Contrasting whisker growth dynamics within the phocid lineage

Elizabeth A. McHuron*, Terrie Williams, Daniel P. Costa, Colleen Reichmuth

*Corresponding author:

ABSTRACT: The use of biochemical analyses of whiskers to address ecological and physiological questions requires an understanding of whisker growth dynamics. To expand comparative data for phocid seals, we report fine-scale growth patterns, retention rates, and temporal patterns of whisker loss for three captive seals using direct and photogrammetric methods. The ringed seal Pusa hispida, bearded seal Erignathus barbatus, and Hawaiian monk seal Neomonachus schauinslandi all showed rapid regrowth following whisker loss, with maximum growth rates of 0.15 to 0.21 cm d–1. After this initial growth period, tissue deposition rates contrasted between the smallest species — the ringed seal — and the other two species.
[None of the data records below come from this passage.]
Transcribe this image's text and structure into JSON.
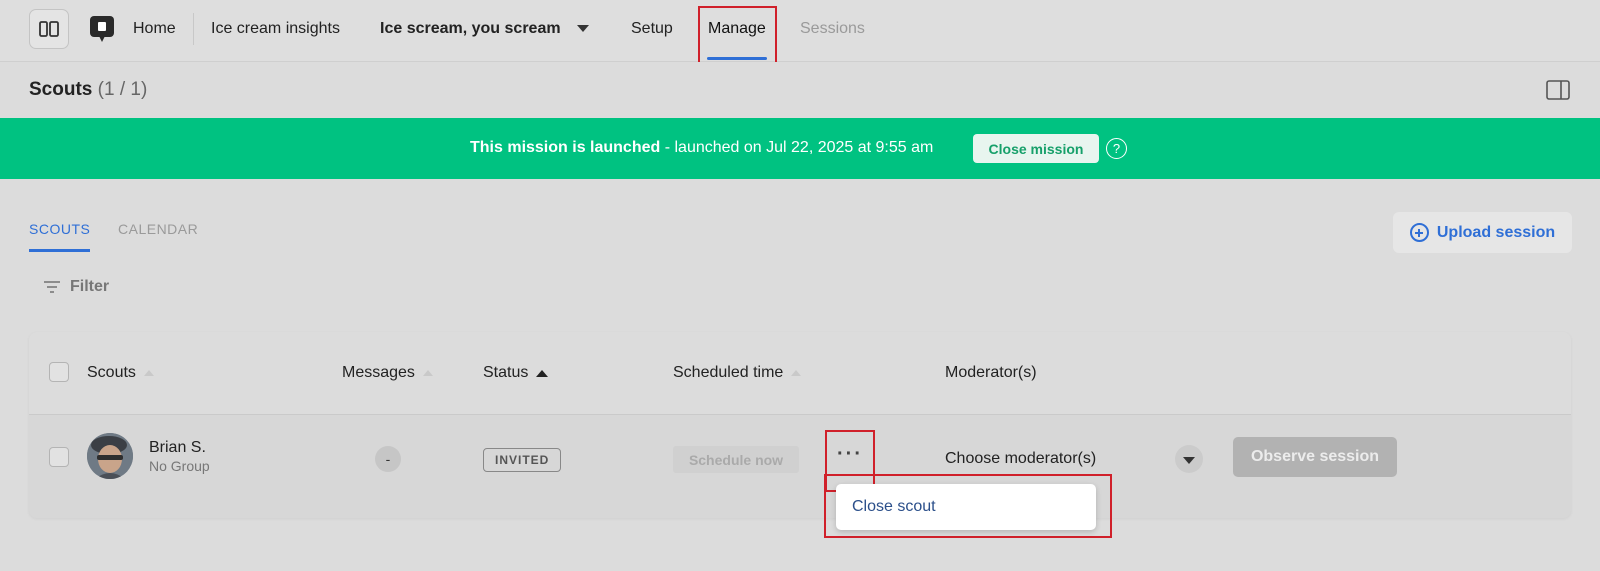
{
  "nav": {
    "home": "Home",
    "breadcrumb": "Ice cream insights",
    "mission": "Ice scream, you scream",
    "tabs": {
      "setup": "Setup",
      "manage": "Manage",
      "sessions": "Sessions"
    }
  },
  "page": {
    "title": "Scouts",
    "count": "(1 / 1)"
  },
  "banner": {
    "strong": "This mission is launched",
    "rest": " - launched on Jul 22, 2025 at 9:55 am",
    "close_label": "Close mission",
    "help": "?"
  },
  "tabs": {
    "scouts": "SCOUTS",
    "calendar": "CALENDAR"
  },
  "upload_label": "Upload session",
  "filter_label": "Filter",
  "table": {
    "columns": {
      "scouts": "Scouts",
      "messages": "Messages",
      "status": "Status",
      "scheduled": "Scheduled time",
      "moderators": "Moderator(s)"
    },
    "rows": [
      {
        "name": "Brian S.",
        "group": "No Group",
        "messages": "-",
        "status": "INVITED",
        "schedule_label": "Schedule now",
        "more": "···",
        "moderator": "Choose moderator(s)",
        "observe_label": "Observe session"
      }
    ]
  },
  "menu": {
    "close_scout": "Close scout"
  },
  "colors": {
    "accent": "#2f6fd6",
    "banner": "#00c281",
    "highlight": "#d0202a"
  }
}
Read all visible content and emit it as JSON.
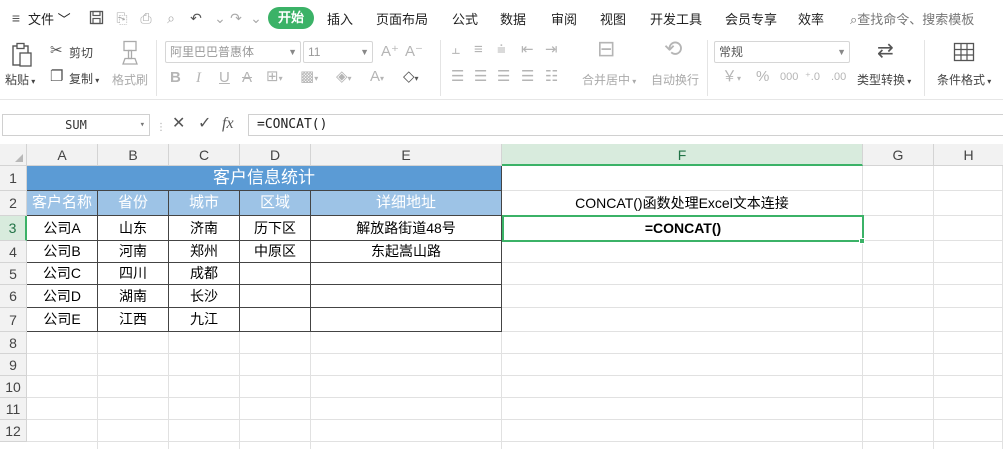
{
  "menubar": {
    "file": "文件",
    "tabs": [
      "开始",
      "插入",
      "页面布局",
      "公式",
      "数据",
      "审阅",
      "视图",
      "开发工具",
      "会员专享",
      "效率"
    ],
    "active_tab": "开始",
    "search": "查找命令、搜索模板"
  },
  "ribbon": {
    "paste": "粘贴",
    "cut": "剪切",
    "copy": "复制",
    "format_painter": "格式刷",
    "font_name": "阿里巴巴普惠体",
    "font_size": "11",
    "merge_center": "合并居中",
    "wrap_text": "自动换行",
    "number_format": "常规",
    "type_convert": "类型转换",
    "conditional_format": "条件格式"
  },
  "formula_bar": {
    "name_box": "SUM",
    "formula": "=CONCAT()"
  },
  "grid": {
    "columns": [
      "A",
      "B",
      "C",
      "D",
      "E",
      "F",
      "G",
      "H"
    ],
    "rows": [
      "1",
      "2",
      "3",
      "4",
      "5",
      "6",
      "7",
      "8",
      "9",
      "10",
      "11",
      "12"
    ],
    "selected_column": "F",
    "selected_row": "3"
  },
  "sheet": {
    "title": "客户信息统计",
    "headers": [
      "客户名称",
      "省份",
      "城市",
      "区域",
      "详细地址"
    ],
    "data": [
      [
        "公司A",
        "山东",
        "济南",
        "历下区",
        "解放路街道48号"
      ],
      [
        "公司B",
        "河南",
        "郑州",
        "中原区",
        "东起嵩山路"
      ],
      [
        "公司C",
        "四川",
        "成都",
        "",
        ""
      ],
      [
        "公司D",
        "湖南",
        "长沙",
        "",
        ""
      ],
      [
        "公司E",
        "江西",
        "九江",
        "",
        ""
      ]
    ],
    "f2": "CONCAT()函数处理Excel文本连接",
    "f3": "=CONCAT()"
  }
}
Ringed seal whiskers exhibited an asymptotic growth pattern typical of other phocids, whereas growth of bearded and monk seal whiskers continued at a slow, linear rate until shedding. The ringed seal had a seasonal pattern of whisker loss that coincided with the timing of the annual pelage molt, whereas there was no temporal pattern of whisker loss for the other two species. The rapid-to-slow growth of bearded and monk seal whiskers is unique within the phocid lineage, along with the presence of smooth rather than beaded whiskers in these species. In light of phylogenetic differences in growth and shedding patterns, extrapolation of whisker growth to related species requires careful consideration.